To that, I say let’s look at how Jesus responded to the Pharisees.
Going on from that place, he went into their synagogue, and a man with a shriveled hand was there. Looking for a reason to bring charges against Jesus, they asked him, “Is it lawful to heal on the Sabbath?” He said to them, “If any of you has a sheep and it falls into a pit on the Sabbath, will you not take hold of it and lift it out? How much more valuable is a person than a sheep! Therefore it is lawful to do good on the Sabbath.” Then he said to the man, “Stretch out your hand.” So he stretched it out and it was completely restored, just as sound as the other. – Matthew 12:9-13 (NIV)

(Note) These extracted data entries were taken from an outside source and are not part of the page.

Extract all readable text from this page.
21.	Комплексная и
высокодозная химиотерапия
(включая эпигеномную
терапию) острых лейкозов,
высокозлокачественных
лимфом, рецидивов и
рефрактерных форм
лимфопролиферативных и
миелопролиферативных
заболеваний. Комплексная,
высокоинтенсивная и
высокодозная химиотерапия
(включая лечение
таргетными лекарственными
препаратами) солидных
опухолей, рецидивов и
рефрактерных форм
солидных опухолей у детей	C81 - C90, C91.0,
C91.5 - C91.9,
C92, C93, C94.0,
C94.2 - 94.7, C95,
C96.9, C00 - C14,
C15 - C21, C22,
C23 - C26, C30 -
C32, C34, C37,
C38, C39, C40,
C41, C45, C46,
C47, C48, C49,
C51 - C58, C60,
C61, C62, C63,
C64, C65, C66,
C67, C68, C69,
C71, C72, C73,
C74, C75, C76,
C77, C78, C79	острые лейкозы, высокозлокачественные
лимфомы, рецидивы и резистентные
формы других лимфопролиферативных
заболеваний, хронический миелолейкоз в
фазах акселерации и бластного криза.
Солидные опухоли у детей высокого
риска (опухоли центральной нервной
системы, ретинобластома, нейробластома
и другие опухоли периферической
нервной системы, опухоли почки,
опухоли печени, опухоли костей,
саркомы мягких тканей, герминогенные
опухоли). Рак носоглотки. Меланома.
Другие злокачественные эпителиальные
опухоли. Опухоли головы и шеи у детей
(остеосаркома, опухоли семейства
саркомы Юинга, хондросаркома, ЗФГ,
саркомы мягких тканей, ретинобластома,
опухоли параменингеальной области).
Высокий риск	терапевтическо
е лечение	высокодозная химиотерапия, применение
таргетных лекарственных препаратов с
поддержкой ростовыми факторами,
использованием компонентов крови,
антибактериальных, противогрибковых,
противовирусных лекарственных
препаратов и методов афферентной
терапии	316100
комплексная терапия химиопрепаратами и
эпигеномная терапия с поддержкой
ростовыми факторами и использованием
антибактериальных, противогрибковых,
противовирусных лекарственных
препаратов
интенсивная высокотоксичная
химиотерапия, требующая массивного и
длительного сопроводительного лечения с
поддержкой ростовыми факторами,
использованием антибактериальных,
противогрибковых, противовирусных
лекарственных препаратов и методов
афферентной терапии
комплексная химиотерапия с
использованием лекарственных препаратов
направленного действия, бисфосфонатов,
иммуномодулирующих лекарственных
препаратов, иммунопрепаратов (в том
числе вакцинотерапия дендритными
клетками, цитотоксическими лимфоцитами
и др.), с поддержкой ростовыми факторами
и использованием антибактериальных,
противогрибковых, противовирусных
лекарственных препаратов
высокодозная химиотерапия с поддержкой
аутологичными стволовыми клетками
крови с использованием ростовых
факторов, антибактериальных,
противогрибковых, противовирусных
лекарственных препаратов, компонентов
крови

Jesus clearly said that it is lawful to “do good on the Sabbath.” We cannot become like the Pharisees who loved to accuse people of dishonoring the Sabbath with every move they make on the “day of rest.” It’s just silly to think that a Christian today would refuse to do something because it is the Sabbath and they don’t work. No, the point is that we take a day to separate ourselves from the stress we endure throughout the week and stop to rest and enjoy the good things that God has provided for us.
Not working on Sunday can be especially challenging for entrepreneurs, but there is value in taking time to recoup your thoughts and spending quality time with your family. I know that I am going to make a concentrated effort to make Sunday a day of rest where I can enjoy the things God has made without stressing over the work that I have on my plate.